San Diego CB Antonio Cromartie
Cromartie seemed on the verge of greatness in 2007 when intercepting 10 passes in just eight starts. Cromartie, though, regressed in 2008 because of injuries and poor technique. There are questions about Cromartie's coachability and whether he can be disciplined enough to fulfill his limitless athletic potential. This will be the year we discover if Cromartie is truly a shut-down cornerback, or just a one-year wonder.

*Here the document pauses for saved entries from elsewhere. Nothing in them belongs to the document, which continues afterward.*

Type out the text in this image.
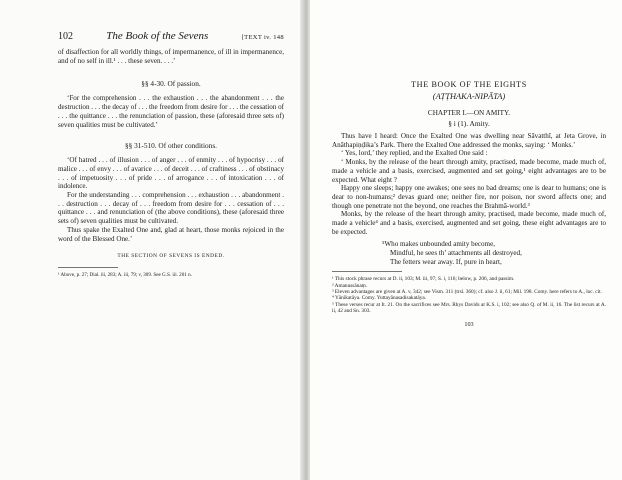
102	The Book of the Sevens	[TEXT iv. 148

of disaffection for all worldly things, of impermanence, of ill in impermanence, and of no self in ill.¹ . . . these seven. . . .’

§§ 4-30. Of passion.

‘For the comprehension . . . the exhaustion . . . the abandonment . . . the destruction . . . the decay of . . . the freedom from desire for . . . the cessation of . . . the quittance . . . the renunciation of passion, these (aforesaid three sets of) seven qualities must be cultivated.’

§§ 31-510. Of other conditions.

‘Of hatred . . . of illusion . . . of anger . . . of enmity . . . of hypocrisy . . . of malice . . . of envy . . . of avarice . . . of deceit . . . of craftiness . . . of obstinacy . . . of impetuosity . . . of pride . . . of arrogance . . . of intoxication . . . of indolence.

For the understanding . . . comprehension . . . exhaustion . . . abandonment . . . destruction . . . decay of . . . freedom from desire for . . . cessation of . . . quittance . . . and renunciation of (the above conditions), these (aforesaid three sets of) seven qualities must be cultivated.

Thus spake the Exalted One and, glad at heart, those monks rejoiced in the word of the Blessed One.’

THE SECTION OF SEVENS IS ENDED.

¹ Above, p. 27; Dial. iii, 283; A. iii, 79; v, 309. See G.S. iii. 201 n.

THE BOOK OF THE EIGHTS
(AṬṬHAKA-NIPĀTA)
CHAPTER I.—ON AMITY.
§ i (1). Amity.

Thus have I heard: Once the Exalted One was dwelling near Sāvatthī, at Jeta Grove, in Anāthapiṇḍika’s Park. There the Exalted One addressed the monks, saying: ‘ Monks.’

‘ Yes, lord,’ they replied, and the Exalted One said :

‘ Monks, by the release of the heart through amity, practised, made become, made much of, made a vehicle and a basis, exercised, augmented and set going,¹ eight advantages are to be expected. What eight ?

Happy one sleeps; happy one awakes; one sees no bad dreams; one is dear to humans; one is dear to non-humans;² devas guard one; neither fire, nor poison, nor sword affects one; and though one penetrate not the beyond, one reaches the Brahmā-world.³

Monks, by the release of the heart through amity, practised, made become, made much of, made a vehicle⁴ and a basis, exercised, augmented and set going, these eight advantages are to be expected.

⁵Who makes unbounded amity become,
Mindful, he sees th’ attachments all destroyed,
The fetters wear away. If, pure in heart,

¹ This stock phrase recurs at D. ii, 103; M. iii, 97; S. i, 116; below, p. 206, and passim.

² Amanussānaṃ.

³ Eleven advantages are given at A. v, 342; see Vism. 311 (trsl. 360); cf. also J. ii, 61; Mil. 198. Comy. here refers to A., loc. cit.

⁴ Yānīkatāya. Comy. Yuttayānasadisakatāya.

⁵ These verses recur at It. 21. On the sacrifices see Mrs. Rhys Davids at K.S. i, 102; see also Q. of M. ii, 16. The list recurs at A. ii, 42 and Sn. 303.

103
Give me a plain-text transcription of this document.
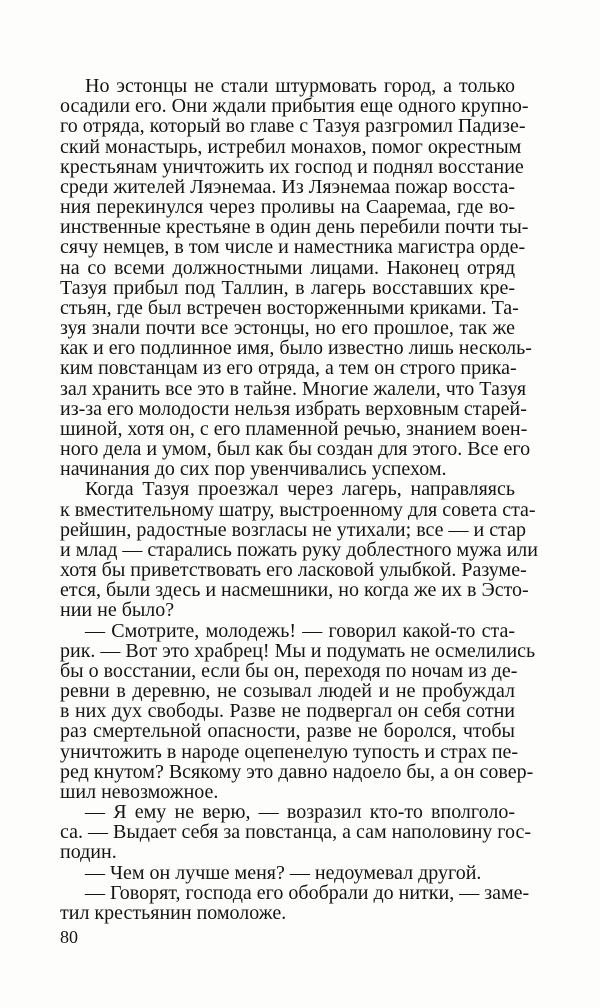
Но эстонцы не стали штурмовать город, а только
осадили его. Они ждали прибытия еще одного крупно-
го отряда, который во главе с Тазуя разгромил Падизе-
ский монастырь, истребил монахов, помог окрестным
крестьянам уничтожить их господ и поднял восстание
среди жителей Ляэнемаа. Из Ляэнемаа пожар восста-
ния перекинулся через проливы на Сааремаа, где во-
инственные крестьяне в один день перебили почти ты-
сячу немцев, в том числе и наместника магистра орде-
на со всеми должностными лицами. Наконец отряд
Тазуя прибыл под Таллин, в лагерь восставших кре-
стьян, где был встречен восторженными криками. Та-
зуя знали почти все эстонцы, но его прошлое, так же
как и его подлинное имя, было известно лишь несколь-
ким повстанцам из его отряда, а тем он строго прика-
зал хранить все это в тайне. Многие жалели, что Тазуя
из-за его молодости нельзя избрать верховным старей-
шиной, хотя он, с его пламенной речью, знанием воен-
ного дела и умом, был как бы создан для этого. Все его
начинания до сих пор увенчивались успехом.
Когда Тазуя проезжал через лагерь, направляясь
к вместительному шатру, выстроенному для совета ста-
рейшин, радостные возгласы не утихали; все — и стар
и млад — старались пожать руку доблестного мужа или
хотя бы приветствовать его ласковой улыбкой. Разуме-
ется, были здесь и насмешники, но когда же их в Эсто-
нии не было?
— Смотрите, молодежь! — говорил какой-то ста-
рик. — Вот это храбрец! Мы и подумать не осмелились
бы о восстании, если бы он, переходя по ночам из де-
ревни в деревню, не созывал людей и не пробуждал
в них дух свободы. Разве не подвергал он себя сотни
раз смертельной опасности, разве не боролся, чтобы
уничтожить в народе оцепенелую тупость и страх пе-
ред кнутом? Всякому это давно надоело бы, а он совер-
шил невозможное.
— Я ему не верю, — возразил кто-то вполголо-
са. — Выдает себя за повстанца, а сам наполовину гос-
подин.
— Чем он лучше меня? — недоумевал другой.
— Говорят, господа его обобрали до нитки, — заме-
тил крестьянин помоложе.
80
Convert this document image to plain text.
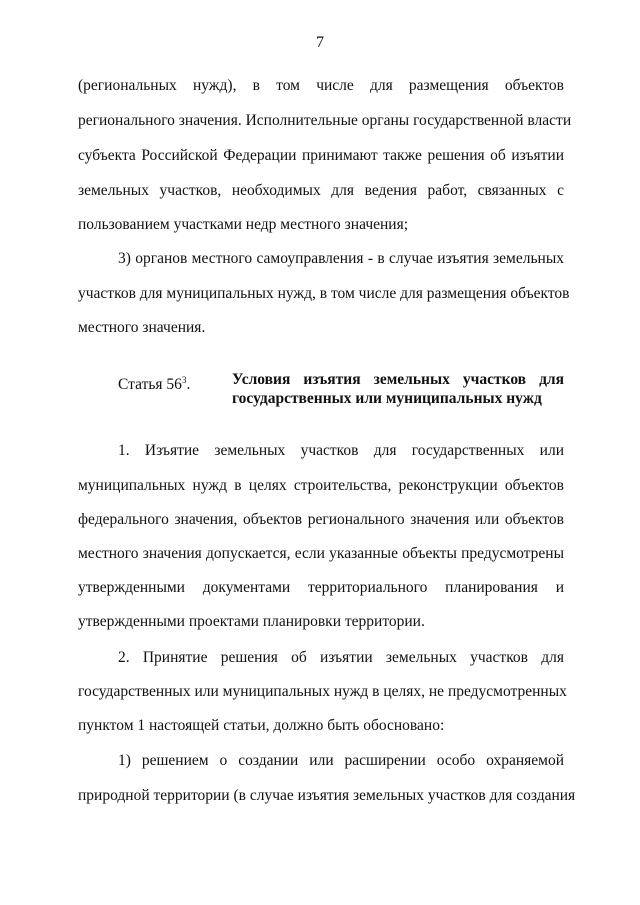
7
(региональных нужд), в том числе для размещения объектов
регионального значения. Исполнительные органы государственной власти
субъекта Российской Федерации принимают также решения об изъятии
земельных участков, необходимых для ведения работ, связанных с
пользованием участками недр местного значения;
3) органов местного самоуправления - в случае изъятия земельных
участков для муниципальных нужд, в том числе для размещения объектов
местного значения.
Статья $56^3$.	Условия изъятия земельных участков для
государственных или муниципальных нужд
1. Изъятие земельных участков для государственных или
муниципальных нужд в целях строительства, реконструкции объектов
федерального значения, объектов регионального значения или объектов
местного значения допускается, если указанные объекты предусмотрены
утвержденными документами территориального планирования и
утвержденными проектами планировки территории.
2. Принятие решения об изъятии земельных участков для
государственных или муниципальных нужд в целях, не предусмотренных
пунктом 1 настоящей статьи, должно быть обосновано:
1) решением о создании или расширении особо охраняемой
природной территории (в случае изъятия земельных участков для создания
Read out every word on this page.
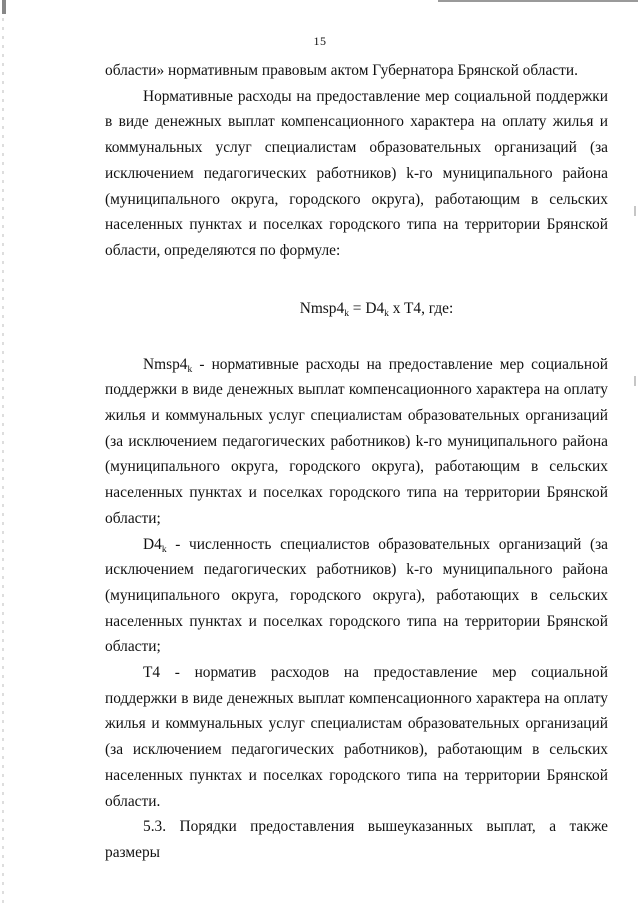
15

области» нормативным правовым актом Губернатора Брянской области.

Нормативные расходы на предоставление мер социальной поддержки в виде денежных выплат компенсационного характера на оплату жилья и коммунальных услуг специалистам образовательных организаций (за исключением педагогических работников) k-го муниципального района (муниципального округа, городского округа), работающим в сельских населенных пунктах и поселках городского типа на территории Брянской области, определяются по формуле:

$Nmsp4_k = D4_k$ x T4, где:

$Nmsp4_k$ - нормативные расходы на предоставление мер социальной поддержки в виде денежных выплат компенсационного характера на оплату жилья и коммунальных услуг специалистам образовательных организаций (за исключением педагогических работников) k-го муниципального района (муниципального округа, городского округа), работающим в сельских населенных пунктах и поселках городского типа на территории Брянской области;

$D4_k$ - численность специалистов образовательных организаций (за исключением педагогических работников) k-го муниципального района (муниципального округа, городского округа), работающих в сельских населенных пунктах и поселках городского типа на территории Брянской области;

T4 - норматив расходов на предоставление мер социальной поддержки в виде денежных выплат компенсационного характера на оплату жилья и коммунальных услуг специалистам образовательных организаций (за исключением педагогических работников), работающим в сельских населенных пунктах и поселках городского типа на территории Брянской области.

5.3. Порядки предоставления вышеуказанных выплат, а также размеры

Oakland QB JaMarcus Russell
This will only be Russell's second year as an NFL starter, but the heat is already on. Russell was abysmal for much of 2008 before finally showing some improvement toward season's end. That wasn't enough to keep the Raiders from signing free agent Jeff Garcia as his new backup. Garcia has starting aspirations and may get those wishes answered if Russell falters early in the season. So far, Russell's offseason work ethic and practice performances haven't impressed.
Baltimore TE L.J. Smith
Philadelphia thought enough of Smith last season that he was designated the team's franchise player. Smith, though, struggled with injuries for a second consecutive season. He finished with just 37 catches for 298 yards, and was supplanted by Brent Celek as a starter during the playoffs. Smith will have the chance to get his career back on track in Baltimore playing with tight end Todd Heap, who also needs a strong season to guarantee his Ravens return in 2010.